Akela acknowledges her “spectacular” coaches along the way, from her games teacher in primary school to National Sports Council coaches, teachers at the Springer Memorial School and now Rovelto, a member of the US Olympic coaching team.

Off the track her nose is buried in the books as she works to acquire a degree in criminology with a minor in political science that she so badly wants. She has a point to prove.

“I want to work with kids in the juvenile justice system; help them to reintegrate into the society and not back into the pipeline system; to be something better than what society is pushing them to be.

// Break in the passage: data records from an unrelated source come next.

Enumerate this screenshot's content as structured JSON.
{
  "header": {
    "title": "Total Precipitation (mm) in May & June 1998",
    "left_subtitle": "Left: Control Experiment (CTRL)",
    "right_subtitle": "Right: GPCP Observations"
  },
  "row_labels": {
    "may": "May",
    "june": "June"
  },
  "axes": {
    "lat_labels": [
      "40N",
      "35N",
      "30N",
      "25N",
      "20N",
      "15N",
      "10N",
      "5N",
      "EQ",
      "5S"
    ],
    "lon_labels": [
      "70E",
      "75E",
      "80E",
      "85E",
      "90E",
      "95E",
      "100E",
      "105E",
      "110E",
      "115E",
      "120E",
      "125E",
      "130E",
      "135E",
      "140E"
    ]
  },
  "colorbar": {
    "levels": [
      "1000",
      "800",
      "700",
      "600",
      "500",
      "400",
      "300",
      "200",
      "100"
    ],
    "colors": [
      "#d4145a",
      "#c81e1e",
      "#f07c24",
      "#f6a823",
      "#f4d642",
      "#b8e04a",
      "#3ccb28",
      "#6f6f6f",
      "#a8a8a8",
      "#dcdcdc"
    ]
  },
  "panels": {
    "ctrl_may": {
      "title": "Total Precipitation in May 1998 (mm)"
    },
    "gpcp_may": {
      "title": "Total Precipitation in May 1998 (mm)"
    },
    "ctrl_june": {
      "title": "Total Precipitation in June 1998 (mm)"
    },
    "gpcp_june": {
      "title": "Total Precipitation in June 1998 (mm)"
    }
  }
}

“I want to help kids to maximise their full potential, to turn around and show the society they are better than what the society thinks they are.”

Reaching out and helping young people going down the wrong path to be somebody and be somebody big is a big part of the mission she has set herself.

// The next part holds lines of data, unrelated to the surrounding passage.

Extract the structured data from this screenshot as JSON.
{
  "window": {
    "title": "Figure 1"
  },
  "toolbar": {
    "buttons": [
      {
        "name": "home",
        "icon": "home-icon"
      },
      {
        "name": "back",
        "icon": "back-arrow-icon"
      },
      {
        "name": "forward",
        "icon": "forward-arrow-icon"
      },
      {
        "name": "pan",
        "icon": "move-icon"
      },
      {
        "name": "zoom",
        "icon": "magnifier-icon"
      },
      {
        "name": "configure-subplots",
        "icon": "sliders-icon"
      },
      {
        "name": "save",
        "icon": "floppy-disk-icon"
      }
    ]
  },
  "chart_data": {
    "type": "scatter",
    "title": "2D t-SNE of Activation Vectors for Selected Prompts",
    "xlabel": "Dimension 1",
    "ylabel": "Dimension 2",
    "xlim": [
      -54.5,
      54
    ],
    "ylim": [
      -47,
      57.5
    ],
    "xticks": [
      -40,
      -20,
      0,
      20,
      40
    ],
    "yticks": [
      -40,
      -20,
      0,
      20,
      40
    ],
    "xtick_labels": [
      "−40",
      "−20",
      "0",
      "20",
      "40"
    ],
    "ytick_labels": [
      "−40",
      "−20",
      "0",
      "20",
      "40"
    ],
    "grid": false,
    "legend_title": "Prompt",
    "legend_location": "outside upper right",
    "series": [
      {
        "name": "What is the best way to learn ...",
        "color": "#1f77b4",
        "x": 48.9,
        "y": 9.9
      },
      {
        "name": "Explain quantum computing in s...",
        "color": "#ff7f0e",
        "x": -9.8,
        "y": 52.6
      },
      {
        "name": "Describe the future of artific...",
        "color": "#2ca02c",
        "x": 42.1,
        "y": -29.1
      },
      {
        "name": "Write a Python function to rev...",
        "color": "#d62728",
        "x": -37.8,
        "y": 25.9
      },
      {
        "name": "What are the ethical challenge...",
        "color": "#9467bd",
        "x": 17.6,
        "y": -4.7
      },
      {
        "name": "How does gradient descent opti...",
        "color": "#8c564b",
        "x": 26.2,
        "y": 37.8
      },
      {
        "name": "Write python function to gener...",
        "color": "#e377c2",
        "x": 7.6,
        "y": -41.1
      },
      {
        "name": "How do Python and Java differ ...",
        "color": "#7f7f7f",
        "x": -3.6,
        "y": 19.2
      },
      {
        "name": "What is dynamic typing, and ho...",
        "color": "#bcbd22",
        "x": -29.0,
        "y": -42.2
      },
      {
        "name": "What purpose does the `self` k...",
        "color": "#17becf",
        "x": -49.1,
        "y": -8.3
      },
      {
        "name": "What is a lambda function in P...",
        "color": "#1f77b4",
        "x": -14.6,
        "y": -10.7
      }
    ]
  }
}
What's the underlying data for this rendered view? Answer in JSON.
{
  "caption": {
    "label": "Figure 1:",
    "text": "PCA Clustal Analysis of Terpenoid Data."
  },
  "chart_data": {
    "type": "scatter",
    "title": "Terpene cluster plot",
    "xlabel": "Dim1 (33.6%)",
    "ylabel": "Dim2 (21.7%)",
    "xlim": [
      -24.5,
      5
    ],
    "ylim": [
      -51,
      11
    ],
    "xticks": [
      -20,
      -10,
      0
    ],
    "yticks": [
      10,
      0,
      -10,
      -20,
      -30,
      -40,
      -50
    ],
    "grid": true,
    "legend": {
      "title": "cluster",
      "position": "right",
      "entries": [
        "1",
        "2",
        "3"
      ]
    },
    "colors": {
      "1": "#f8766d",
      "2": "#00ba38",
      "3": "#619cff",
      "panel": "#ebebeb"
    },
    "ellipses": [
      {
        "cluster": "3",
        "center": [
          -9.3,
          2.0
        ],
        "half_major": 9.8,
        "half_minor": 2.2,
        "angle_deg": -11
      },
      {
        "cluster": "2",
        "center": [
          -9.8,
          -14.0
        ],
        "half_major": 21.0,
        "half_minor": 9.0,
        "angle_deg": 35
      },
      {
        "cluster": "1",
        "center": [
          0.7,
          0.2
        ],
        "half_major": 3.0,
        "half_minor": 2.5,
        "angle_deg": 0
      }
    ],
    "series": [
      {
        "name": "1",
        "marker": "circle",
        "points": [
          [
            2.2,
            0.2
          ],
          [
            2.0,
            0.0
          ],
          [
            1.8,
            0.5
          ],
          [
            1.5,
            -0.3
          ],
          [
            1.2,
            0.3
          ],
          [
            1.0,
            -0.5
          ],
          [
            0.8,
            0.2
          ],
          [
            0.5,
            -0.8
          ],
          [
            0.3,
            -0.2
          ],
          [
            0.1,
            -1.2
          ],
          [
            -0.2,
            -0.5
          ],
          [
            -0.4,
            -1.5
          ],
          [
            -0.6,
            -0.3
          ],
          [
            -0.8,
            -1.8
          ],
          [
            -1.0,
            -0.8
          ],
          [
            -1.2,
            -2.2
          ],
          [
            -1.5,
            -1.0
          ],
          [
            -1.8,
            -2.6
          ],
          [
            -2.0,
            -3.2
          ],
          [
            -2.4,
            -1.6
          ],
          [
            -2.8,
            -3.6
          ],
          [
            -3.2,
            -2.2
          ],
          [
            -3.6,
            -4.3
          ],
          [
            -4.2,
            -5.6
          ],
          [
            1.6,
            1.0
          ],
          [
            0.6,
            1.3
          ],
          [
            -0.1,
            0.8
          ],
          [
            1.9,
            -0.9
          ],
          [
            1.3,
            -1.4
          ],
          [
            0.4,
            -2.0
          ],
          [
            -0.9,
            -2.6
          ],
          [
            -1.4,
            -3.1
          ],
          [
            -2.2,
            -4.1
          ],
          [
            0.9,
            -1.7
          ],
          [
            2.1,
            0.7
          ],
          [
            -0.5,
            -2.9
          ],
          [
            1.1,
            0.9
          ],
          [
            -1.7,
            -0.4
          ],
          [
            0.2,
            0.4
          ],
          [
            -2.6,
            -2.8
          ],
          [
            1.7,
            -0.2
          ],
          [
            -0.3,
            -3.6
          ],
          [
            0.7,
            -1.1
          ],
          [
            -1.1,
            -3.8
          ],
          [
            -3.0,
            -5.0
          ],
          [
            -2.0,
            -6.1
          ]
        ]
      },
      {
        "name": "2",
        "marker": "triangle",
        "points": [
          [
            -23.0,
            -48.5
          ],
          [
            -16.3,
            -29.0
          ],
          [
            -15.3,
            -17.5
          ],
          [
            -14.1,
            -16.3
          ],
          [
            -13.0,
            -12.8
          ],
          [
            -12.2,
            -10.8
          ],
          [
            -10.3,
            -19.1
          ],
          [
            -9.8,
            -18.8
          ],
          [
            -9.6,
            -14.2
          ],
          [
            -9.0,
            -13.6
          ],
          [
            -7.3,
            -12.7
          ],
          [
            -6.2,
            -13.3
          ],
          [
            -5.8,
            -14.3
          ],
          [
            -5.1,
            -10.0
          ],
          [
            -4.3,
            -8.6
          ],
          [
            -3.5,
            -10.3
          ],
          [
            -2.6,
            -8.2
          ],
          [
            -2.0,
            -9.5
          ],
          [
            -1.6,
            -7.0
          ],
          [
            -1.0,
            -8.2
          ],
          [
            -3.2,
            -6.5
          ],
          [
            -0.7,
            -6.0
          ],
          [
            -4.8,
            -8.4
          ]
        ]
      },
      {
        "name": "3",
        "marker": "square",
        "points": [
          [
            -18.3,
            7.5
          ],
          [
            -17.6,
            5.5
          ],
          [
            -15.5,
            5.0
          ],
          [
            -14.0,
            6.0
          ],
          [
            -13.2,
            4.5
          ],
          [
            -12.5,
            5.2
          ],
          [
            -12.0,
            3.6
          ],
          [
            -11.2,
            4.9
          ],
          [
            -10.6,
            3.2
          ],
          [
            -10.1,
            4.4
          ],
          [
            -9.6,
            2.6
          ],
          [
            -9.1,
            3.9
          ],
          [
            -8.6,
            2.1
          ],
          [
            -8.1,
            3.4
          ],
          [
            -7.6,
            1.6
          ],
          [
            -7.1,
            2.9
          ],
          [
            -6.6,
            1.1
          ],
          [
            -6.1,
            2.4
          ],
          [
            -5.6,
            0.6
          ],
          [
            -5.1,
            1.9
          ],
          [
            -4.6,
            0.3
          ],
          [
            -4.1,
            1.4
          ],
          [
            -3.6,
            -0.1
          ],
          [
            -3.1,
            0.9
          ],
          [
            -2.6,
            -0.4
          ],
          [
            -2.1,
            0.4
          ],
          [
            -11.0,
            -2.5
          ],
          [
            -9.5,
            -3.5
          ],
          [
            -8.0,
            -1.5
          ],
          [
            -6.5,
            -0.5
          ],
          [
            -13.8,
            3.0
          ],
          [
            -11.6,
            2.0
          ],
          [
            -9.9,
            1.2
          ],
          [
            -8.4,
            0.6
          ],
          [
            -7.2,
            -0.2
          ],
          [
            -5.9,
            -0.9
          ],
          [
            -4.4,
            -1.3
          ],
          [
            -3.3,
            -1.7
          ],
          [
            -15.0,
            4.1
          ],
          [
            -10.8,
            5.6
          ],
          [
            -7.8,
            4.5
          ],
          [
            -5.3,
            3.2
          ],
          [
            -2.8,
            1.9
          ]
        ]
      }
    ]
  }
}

As one who survived her own Waterloos, Akela said: “I want to be an example to them. I’ve been through stuff I don’t want to discuss here. But I want to show them life is limitless and everything that happened before, you can turn it around.”

Throughout the interview the Barbadian athletic star effortlessly lapsed from a Bajan accent to a polished “English” accent, unconsciously so.                                  

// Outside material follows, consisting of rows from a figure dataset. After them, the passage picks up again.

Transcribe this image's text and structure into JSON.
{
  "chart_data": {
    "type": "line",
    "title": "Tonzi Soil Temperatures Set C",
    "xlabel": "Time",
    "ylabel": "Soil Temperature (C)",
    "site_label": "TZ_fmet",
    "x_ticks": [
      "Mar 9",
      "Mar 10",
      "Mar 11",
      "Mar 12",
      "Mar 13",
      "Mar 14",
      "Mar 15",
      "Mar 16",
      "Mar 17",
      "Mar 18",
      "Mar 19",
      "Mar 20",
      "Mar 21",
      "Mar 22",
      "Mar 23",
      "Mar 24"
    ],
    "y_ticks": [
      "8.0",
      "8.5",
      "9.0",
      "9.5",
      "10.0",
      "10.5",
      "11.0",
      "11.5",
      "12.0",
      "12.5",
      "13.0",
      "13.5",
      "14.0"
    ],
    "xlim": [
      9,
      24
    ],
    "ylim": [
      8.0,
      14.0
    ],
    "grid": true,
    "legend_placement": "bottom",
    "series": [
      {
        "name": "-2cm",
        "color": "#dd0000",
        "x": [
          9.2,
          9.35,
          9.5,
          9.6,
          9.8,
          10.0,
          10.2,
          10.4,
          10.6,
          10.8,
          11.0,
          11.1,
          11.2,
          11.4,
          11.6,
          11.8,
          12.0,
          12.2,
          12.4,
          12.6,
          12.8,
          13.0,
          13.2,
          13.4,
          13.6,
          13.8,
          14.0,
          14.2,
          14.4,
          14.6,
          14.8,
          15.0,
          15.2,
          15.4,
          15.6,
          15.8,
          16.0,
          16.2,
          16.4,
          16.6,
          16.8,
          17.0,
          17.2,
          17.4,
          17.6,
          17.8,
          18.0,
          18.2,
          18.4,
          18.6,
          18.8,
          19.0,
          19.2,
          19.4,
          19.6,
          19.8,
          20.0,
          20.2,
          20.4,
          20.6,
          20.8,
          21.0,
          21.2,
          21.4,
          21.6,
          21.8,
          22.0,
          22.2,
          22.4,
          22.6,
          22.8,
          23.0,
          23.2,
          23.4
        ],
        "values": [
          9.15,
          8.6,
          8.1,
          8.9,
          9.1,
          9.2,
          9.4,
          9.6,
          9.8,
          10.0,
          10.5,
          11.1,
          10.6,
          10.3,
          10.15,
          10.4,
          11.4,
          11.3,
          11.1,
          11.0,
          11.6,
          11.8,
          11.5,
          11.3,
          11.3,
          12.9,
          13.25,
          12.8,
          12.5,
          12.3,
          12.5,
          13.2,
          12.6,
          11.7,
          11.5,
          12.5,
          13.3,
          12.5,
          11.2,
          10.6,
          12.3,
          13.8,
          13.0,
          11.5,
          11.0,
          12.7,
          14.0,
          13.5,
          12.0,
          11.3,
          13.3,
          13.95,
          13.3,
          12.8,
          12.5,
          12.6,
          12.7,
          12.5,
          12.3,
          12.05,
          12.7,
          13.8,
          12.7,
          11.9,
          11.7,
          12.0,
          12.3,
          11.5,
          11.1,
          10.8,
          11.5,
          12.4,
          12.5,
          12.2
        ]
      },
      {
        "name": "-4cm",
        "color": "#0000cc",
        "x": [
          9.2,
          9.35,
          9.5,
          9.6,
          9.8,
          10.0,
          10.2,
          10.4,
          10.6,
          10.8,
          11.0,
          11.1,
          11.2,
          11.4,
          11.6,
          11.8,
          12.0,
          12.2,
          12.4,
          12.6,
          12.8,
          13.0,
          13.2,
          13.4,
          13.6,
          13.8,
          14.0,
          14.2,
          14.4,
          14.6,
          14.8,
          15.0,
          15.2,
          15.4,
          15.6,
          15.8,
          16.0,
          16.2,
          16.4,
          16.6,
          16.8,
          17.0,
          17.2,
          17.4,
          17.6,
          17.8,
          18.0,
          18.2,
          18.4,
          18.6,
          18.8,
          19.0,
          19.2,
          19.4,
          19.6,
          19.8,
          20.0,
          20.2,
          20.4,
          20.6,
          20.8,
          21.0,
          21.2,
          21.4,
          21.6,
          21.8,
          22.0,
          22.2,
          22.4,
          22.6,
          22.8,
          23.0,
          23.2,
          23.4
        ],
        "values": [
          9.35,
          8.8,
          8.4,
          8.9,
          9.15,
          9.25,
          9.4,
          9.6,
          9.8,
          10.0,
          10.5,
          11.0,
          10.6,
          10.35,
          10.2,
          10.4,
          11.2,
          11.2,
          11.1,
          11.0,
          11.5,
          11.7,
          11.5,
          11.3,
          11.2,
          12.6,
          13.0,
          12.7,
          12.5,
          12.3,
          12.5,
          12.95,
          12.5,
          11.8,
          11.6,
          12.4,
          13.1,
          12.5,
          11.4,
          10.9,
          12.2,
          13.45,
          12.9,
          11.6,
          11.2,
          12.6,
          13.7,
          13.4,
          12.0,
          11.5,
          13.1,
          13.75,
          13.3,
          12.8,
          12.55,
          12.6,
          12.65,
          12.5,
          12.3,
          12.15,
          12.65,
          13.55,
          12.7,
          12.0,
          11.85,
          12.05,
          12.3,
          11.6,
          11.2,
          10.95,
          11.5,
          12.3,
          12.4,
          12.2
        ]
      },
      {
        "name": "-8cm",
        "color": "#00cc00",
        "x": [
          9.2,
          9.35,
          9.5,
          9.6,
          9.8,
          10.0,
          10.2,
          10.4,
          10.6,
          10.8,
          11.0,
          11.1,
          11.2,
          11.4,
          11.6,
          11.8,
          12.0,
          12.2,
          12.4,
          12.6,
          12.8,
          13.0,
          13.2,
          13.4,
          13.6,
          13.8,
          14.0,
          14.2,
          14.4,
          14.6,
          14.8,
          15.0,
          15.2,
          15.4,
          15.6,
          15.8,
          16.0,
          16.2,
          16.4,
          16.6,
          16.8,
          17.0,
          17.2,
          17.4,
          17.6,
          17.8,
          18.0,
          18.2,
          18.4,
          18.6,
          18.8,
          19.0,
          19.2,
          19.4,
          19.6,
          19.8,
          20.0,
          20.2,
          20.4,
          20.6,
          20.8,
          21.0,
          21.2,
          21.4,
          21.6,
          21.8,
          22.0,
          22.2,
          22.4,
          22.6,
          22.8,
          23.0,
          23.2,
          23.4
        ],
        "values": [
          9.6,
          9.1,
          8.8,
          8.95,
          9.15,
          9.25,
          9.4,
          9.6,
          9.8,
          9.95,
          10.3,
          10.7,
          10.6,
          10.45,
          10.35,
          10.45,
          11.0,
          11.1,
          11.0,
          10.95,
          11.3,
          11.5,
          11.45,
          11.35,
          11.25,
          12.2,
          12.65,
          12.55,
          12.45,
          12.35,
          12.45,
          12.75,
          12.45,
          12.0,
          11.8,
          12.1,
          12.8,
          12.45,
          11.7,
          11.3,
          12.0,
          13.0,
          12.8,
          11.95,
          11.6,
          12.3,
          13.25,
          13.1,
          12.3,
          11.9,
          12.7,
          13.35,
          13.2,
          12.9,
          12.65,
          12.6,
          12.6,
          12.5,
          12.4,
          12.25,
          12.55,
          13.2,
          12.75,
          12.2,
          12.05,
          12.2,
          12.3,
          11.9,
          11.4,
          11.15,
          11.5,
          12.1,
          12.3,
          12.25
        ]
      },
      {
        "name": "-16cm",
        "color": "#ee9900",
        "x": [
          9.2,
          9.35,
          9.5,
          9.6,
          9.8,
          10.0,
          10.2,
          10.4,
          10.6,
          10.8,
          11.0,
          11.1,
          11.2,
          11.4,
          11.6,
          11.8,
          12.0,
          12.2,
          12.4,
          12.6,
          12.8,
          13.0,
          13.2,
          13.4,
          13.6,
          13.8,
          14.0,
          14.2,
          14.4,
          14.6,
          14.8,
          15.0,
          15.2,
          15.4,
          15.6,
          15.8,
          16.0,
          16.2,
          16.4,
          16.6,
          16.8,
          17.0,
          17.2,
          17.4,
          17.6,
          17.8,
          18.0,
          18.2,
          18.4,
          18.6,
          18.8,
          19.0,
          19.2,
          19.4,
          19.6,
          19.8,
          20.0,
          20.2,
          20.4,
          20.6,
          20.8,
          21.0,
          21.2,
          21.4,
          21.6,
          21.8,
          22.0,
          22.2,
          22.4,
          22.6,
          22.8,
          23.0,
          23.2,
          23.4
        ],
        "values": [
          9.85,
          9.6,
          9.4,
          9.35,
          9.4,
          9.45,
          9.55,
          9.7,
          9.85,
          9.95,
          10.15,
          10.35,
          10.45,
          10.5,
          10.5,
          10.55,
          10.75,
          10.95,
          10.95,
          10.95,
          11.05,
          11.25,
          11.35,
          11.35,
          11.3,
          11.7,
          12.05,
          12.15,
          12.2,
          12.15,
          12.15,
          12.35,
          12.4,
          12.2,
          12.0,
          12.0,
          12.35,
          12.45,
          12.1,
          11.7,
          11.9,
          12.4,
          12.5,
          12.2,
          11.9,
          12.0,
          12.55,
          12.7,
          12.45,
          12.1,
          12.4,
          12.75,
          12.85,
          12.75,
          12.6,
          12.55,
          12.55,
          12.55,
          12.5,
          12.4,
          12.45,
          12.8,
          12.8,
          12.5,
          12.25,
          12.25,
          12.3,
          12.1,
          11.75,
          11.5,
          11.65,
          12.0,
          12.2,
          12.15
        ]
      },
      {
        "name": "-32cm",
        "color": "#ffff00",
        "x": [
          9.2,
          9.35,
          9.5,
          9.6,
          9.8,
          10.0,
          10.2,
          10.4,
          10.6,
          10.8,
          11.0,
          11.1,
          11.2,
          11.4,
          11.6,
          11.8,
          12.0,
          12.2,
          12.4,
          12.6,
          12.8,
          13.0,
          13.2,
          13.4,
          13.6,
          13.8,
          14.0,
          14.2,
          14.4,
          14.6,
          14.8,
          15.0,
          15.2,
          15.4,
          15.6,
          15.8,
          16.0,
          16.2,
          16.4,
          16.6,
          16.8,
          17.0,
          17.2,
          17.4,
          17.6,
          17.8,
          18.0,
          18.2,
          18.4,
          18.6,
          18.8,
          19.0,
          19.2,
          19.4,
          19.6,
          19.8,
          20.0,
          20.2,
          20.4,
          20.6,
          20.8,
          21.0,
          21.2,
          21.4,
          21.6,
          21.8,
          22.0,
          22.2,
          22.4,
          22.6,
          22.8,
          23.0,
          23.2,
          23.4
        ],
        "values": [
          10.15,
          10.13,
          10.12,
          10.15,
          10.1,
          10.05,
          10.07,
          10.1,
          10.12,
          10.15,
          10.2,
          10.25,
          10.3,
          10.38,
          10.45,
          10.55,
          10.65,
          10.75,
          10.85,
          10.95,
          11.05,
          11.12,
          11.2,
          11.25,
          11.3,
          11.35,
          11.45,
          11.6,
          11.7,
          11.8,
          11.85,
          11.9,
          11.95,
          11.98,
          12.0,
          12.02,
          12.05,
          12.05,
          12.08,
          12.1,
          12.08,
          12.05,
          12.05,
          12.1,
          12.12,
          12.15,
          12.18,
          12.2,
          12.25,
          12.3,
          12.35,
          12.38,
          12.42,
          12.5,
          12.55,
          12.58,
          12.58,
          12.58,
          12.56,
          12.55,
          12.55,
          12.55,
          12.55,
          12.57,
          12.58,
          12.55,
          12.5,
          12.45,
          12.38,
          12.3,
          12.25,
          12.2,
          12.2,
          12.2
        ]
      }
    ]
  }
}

“My grandmother always tell me dat I got one ah de rawest Bajan accents,” she said. “That is because I am a Bajan to the bone and my accent always comes out.

“I like to talk raw. When I am overseas I have to put on this modest English accent cause I have to speak pure English but when I come back home it is raw.

“I say there is a time and place for everything. When you are in Rome you do as the Romans do.”

She is in the fourth year in college and has long made the adjustment to college life. No longer is she having the kind of emotions that at the beginning caused her to plead with her “mum” not to let her remain in the United States for so long.

Mum is Marlene Hall, the woman who along with Hall’s mother, veteran sports personality Kathy Harper-Hall, took Akela under her wings six years ago and helped her to refocus.

“Mum is my role model; she is my hero; she knows how to show love to a person and that is exactly what I needed at the time. I know I have been on the right path ever since and she has guided me every step of the way.”

Does she want a family of her own? Definitely, with no less than four children. “I’ve got to do big. I don’t know what I would do with one sibling – boring. I can’t do that to my kids,” she said.

For now, it is merely an idea lurking somewhere in the back of her mind. Her immediate priorities are the Olympics, “getting my degree and taking care of my family”.

The childhood tomboy is now the fashionista who relishes occasions that allow her to flaunt her chic style, providing release from mundane track clothes. At 6 ft 2 inches, she refuses to rate her fashion image at the level of those tall girls lacking confidence in themselves.

“I have got to own my height when I dress – full of character, full of life.”  Indeed she is making up for those days when as “the ninth child living in a children’s home, outfits did not come regular and sometimes I got some passed down to me”.

See her off the sporting field and she is more than likely popping in white, her favourite colour, with expertly made-up face and a hairstyle that turns heads.

To Akela, being Bajan is “extraordinary”.

“It is like an advantage in life. Just saying you are a Bajan, you have just elevated yourself five notches in the world,” she said.